To ensure that a trust negotiation succeeds whenever possible, authorization policy compliance checkers must be able to find all minimal sets of their owners' credentials that can be used to satisfy a given policy. If all of these sets can be found efficiently prior to choosing which set should be disclosed, many strategic benefits can also be realized. Unfortunately, solving this problem using existing compliance checkers is too inefficient to be useful in practice. Specifically, the overheads of finding all satisfying sets using existing approaches have been shown to rapidly grow exponentially in the size of the union of all satisfying sets of credentials for the policy, even after optimizations have been made to prune the search space for potential satisfying sets. In this paper, we describe the Clouseau compliance checker.

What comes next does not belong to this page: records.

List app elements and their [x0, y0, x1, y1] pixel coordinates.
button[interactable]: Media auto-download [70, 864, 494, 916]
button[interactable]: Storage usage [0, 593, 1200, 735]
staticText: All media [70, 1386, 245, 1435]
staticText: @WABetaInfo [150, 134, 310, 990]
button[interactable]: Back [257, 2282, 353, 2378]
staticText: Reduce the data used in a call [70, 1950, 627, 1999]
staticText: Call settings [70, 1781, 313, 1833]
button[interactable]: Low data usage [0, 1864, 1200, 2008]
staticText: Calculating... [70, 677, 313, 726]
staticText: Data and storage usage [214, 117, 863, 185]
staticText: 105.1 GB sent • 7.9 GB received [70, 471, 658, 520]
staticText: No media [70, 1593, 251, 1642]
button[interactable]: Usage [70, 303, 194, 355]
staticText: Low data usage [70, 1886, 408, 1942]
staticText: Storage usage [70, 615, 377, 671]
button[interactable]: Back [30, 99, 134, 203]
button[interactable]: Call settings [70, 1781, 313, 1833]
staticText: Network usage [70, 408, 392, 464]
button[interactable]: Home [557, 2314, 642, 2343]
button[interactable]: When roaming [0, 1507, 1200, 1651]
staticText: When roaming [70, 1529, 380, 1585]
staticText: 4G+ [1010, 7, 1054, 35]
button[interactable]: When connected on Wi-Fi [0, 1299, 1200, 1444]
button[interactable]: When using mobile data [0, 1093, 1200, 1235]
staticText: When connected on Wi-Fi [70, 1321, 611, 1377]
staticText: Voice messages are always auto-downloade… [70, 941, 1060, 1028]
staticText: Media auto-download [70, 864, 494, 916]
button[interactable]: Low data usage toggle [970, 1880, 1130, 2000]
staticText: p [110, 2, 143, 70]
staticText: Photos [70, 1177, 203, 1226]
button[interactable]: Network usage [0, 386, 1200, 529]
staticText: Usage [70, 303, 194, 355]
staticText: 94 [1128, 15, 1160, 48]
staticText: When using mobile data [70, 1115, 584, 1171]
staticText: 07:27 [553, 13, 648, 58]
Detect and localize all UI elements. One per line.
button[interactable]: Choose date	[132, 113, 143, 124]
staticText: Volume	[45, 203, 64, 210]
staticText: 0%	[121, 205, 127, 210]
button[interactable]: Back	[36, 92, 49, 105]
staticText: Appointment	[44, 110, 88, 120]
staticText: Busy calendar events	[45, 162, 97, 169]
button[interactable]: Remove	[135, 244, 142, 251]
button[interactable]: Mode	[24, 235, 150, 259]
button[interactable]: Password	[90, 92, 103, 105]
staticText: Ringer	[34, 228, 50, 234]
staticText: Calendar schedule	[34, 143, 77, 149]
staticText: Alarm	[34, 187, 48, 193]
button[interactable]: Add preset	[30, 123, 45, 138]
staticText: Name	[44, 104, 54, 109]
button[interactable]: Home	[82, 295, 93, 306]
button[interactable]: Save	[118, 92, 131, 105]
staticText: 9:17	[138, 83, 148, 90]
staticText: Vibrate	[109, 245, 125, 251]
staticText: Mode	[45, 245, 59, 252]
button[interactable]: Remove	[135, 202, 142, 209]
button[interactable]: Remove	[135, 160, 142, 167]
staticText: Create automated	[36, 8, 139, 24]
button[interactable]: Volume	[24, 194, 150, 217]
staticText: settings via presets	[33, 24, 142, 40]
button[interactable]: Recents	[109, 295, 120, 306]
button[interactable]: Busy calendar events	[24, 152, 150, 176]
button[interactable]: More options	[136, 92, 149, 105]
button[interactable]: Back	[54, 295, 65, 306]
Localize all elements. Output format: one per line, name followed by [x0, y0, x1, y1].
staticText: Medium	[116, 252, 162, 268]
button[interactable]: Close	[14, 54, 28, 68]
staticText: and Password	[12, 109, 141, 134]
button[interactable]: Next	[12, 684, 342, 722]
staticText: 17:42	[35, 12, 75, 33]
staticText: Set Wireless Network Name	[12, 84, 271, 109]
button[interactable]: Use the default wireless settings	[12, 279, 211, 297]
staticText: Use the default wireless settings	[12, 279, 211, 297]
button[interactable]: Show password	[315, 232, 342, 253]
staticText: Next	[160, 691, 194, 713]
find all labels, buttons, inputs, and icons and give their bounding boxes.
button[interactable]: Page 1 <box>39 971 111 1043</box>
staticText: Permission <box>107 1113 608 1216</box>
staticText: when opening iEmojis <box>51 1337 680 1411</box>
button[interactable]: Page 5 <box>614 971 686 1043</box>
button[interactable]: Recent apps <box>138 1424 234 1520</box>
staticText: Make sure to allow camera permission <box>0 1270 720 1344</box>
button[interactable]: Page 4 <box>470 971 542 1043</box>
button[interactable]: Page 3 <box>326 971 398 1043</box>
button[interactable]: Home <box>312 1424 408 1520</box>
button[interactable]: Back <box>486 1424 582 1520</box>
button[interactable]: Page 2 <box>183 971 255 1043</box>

Clouseau leverages efficient pattern-matching algorithms to find all satisfying sets of credentials for a given policy in time that grows as O(NA), where N is the number of satisfying sets for the policy and A is the average size of each satisfying set. We describe the design and implementation of the Clouseau compliance checker, evaluate its performance, and show that it vastly outperforms existing approaches to finding all satisfying sets of credentials. We then present a method for automatically compiling RT policies into a format suitable for analysis by Clouseau and prove its correctness and completeness.